If last weekend was written in the poetic language of a travel brochure, it would go something like this: a glorious three-day adventure in the stunning setting of Loch Tay, staying in a log cabin and revelling in the freedom of the outdoors.
Oh, I can almost hear the gentle breeze blowing through the lucky white heather.
However, the reality can be summed up in slightly more succinct terms: Four women. Seven wee boys. Twenty-two wellies.
Yep, it was our biannual trip up north – just my three girlfriends, our offspring, and so much food that I wasn’t sure if we were taking our children on a weekend break or providing catering support for a regimental invasion of Perthshire.
We’d spent months planning it, every conversation punctuated with an optimistic ‘Just as long as it doesn’t rain.’ Yes, I know we live in Scotland. And, yes, I know that some people enjoy invigorating jolly japes in inclement weather. I’m not one of them. I’m a comfort-seeking, ‘shag-pile carpet and a mini-bar’ kind of chick, who would rather spend ten hours in a lift with a bag of snakes than venture out in a meteorological situation that requires a cagoule.
Previously, the weather fairy has always come through for us, but this time we were ambushed before we even got there, when our two-vehicle convoy took an unscheduled detour via Meltdown Central. Heading back to the cars after a pit stop, laden with in-transit supplies, I attempted to load the usually laid-back six-year-old Low The Younger back into his seat. ‘Don’t want to sit there,’ he huffed. Groan. It would have been easy to give in and reorganise everyone else to suit him, but I’m from the stand-your-ground school of motherhood – Lesson 1: weakness leads directly to mutiny and in no time they’ll be gorging on E-numbers and stealing the car and the credit card for a trolley dash to Toys R Us.
‘Honey, that’s your seat and that’s where you have to sit.’
He responded in a typically mature manner. ‘Waaaaaaaaaaaaaaaaaaaaaa.’
Cue ten minutes of negotiation, strops and stamping of feet. Most of it mine.
‘Could be worse, it could be raining,’ I commented – just as the aforementioned fairy turned on the celestial taps and soaked us.
The only silver lining was that the downpour made the junior MP for Big Fat Huffington capitulate and climb in.
I clambered back behind the wheel, drenched but satisfied that I’d established that the mothers were in charge and the weekend boundaries would be set by those of us with height, wrinkles and adult intelligence.

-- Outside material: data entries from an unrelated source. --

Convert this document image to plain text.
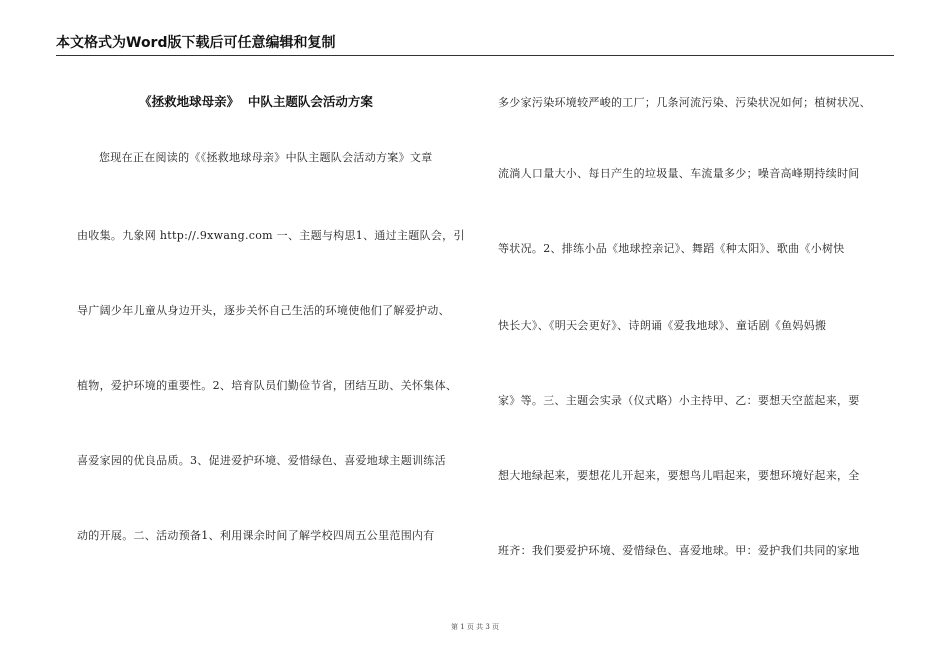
本文格式为Word版下载后可任意编辑和复制
《拯救地球母亲》  中队主题队会活动方案
您现在正在阅读的《《拯救地球母亲》中队主题队会活动方案》文章
由收集。九象网 http://.9xwang.com 一、主题与构思1、通过主题队会，引
导广阔少年儿童从身边开头，逐步关怀自己生活的环境使他们了解爱护动、
植物，爱护环境的重要性。2、培育队员们勤俭节省，团结互助、关怀集体、
喜爱家园的优良品质。3、促进爱护环境、爱惜绿色、喜爱地球主题训练活
动的开展。二、活动预备1、利用课余时间了解学校四周五公里范围内有
多少家污染环境较严峻的工厂；几条河流污染、污染状况如何；植树状况、
流淌人口量大小、每日产生的垃圾量、车流量多少；噪音高峰期持续时间
等状况。2、排练小品《地球控亲记》、舞蹈《种太阳》、歌曲《小树快
快长大》、《明天会更好》、诗朗诵《爱我地球》、童话剧《鱼妈妈搬
家》等。三、主题会实录（仪式略）小主持甲、乙：要想天空蓝起来，要
想大地绿起来，要想花儿开起来，要想鸟儿唱起来，要想环境好起来，全
班齐：我们要爱护环境、爱惜绿色、喜爱地球。甲：爱护我们共同的家地
第 1 页 共 3 页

I was just about to move off when my phone rang. ‘Everything okay?’ asked my pal from her vantage point across the other side of the car park.
‘Yep, sorry about that – ready to go now,’ I declared, still triumphant in the victory for common sense.
‘Then you might want to take your coffee off the roof of the car.’
My beamer illuminated the route all the way around Loch Lomond. In the rain.
We finally got there, made lunch, then played footie with the boys. In the rain. When it stopped, we dried them out and went off for a boat trip on the loch. In the rain. We got waterlogged while walking home. We cooked dinner, before playing tennis… in the rain. The next day, we spent two hours doing archery. In the rain. Then… you get the picture – it rained. For a whole weekend. And it was the kind of driving, pervasive rain that oozed into every pore. By the time we packed up I had the shivers, permanently soaked knickers and trench foot.
Would I do it again? Well, the boys had a fantastic time and the scenery was spectacular, but I’d need some cast iron guarantees before I left. Can someone let the weather fairy know that four mothers from Big Fat Huffington would like a word?